I am hopeful that one day in Heaven I'll be able to sit down and talk with Abraham and find out how he felt when God told him to go to a place where God would eventually show him. Was he excited? Scared? Ready for a new chapter in his life? Wary? Perhaps all of the above.

For a while now I've felt a desire for some changes in my life. I'm not sure if that's God preparing me to be uprooted and thrown into a new chapter, or if I'm just itching for change. I have a feeling it's more of the former. I think that God tends to do some prep work on us before asking us to follow Him to a new place. So perhaps this desire for change is a precursor to some changes ahead. Time will tell. When God DOES call me to move (whether to a new city, a new job, a new church, or making some other changes in my life), I want to show the same sort of faith that Abraham exhibited in picking up and following where God led him.

1 comment:

Tara said...

My problem comes later.

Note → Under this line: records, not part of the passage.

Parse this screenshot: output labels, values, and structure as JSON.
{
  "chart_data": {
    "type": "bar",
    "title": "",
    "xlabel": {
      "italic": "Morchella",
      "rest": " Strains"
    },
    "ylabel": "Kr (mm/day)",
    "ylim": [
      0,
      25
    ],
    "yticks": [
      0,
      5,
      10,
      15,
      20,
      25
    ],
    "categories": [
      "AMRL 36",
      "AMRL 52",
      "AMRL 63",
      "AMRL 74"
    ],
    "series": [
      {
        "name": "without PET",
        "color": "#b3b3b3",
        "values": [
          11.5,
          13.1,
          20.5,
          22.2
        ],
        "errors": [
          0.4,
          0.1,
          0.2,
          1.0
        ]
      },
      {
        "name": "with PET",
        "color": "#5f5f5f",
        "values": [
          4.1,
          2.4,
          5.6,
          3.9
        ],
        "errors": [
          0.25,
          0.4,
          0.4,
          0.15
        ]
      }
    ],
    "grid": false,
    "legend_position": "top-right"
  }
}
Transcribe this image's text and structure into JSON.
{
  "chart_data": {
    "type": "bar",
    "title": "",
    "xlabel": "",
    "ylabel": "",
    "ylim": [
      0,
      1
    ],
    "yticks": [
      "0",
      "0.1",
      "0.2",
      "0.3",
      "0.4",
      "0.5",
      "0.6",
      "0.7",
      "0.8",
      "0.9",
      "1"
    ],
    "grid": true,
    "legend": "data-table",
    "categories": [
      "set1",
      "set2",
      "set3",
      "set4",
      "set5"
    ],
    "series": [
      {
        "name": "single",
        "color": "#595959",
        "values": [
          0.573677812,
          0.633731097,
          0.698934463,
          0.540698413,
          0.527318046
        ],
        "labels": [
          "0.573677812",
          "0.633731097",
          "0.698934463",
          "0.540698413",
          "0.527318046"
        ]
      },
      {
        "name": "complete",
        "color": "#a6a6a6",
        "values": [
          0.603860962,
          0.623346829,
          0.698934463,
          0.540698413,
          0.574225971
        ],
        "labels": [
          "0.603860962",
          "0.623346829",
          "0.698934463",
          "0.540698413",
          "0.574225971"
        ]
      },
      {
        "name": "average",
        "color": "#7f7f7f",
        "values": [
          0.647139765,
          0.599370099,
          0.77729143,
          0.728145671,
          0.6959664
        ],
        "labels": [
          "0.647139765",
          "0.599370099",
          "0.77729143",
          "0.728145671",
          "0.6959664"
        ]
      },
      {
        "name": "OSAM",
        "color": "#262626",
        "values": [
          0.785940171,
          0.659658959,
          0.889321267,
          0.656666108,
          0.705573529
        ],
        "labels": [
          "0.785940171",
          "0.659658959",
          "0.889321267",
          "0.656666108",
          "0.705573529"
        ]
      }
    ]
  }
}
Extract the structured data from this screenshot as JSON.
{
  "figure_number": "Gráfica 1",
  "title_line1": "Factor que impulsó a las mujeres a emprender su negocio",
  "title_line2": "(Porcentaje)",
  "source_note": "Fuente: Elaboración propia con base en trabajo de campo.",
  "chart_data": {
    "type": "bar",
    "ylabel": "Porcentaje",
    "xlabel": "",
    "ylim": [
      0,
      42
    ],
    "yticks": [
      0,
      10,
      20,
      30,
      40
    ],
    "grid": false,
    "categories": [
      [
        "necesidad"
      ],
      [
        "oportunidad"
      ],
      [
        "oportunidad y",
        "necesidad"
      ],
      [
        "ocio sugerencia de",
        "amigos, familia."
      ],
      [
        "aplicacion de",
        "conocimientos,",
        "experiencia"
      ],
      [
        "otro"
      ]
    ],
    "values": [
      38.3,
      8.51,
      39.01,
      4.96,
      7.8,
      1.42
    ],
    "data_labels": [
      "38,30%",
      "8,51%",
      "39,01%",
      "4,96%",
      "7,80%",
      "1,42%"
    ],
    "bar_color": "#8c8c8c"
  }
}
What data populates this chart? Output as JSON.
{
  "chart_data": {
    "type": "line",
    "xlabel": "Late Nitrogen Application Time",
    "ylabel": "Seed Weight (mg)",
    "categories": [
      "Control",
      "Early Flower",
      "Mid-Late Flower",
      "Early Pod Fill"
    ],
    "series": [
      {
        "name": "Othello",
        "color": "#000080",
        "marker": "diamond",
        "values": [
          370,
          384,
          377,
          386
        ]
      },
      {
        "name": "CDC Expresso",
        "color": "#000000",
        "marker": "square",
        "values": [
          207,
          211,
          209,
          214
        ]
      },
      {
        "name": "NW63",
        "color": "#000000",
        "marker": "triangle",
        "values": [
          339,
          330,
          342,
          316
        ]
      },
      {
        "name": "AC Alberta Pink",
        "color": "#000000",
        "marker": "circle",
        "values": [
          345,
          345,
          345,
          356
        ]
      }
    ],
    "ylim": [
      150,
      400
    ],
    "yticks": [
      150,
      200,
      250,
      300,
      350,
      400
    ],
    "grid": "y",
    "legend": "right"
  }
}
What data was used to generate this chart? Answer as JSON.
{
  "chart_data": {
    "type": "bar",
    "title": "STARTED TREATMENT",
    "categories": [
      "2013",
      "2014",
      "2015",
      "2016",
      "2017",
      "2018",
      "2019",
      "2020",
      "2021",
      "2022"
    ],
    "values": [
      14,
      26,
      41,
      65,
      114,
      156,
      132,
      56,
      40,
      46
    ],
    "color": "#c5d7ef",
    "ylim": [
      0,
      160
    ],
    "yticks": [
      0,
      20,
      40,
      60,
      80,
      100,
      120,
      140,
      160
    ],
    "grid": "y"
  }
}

I love new adventures, or at least the idea of them as Alex says. The rub for me is not getting weary in waiting for the feeling of permanence.

I love to settle in long-term and when moving there is always an element of temporary as you get settled in. That is where we are now. I feel like I'm in a holding pattern.

Then I am gently reminded that life is a holding pattern. This world is temporary and I should not get so attached to it's permanence.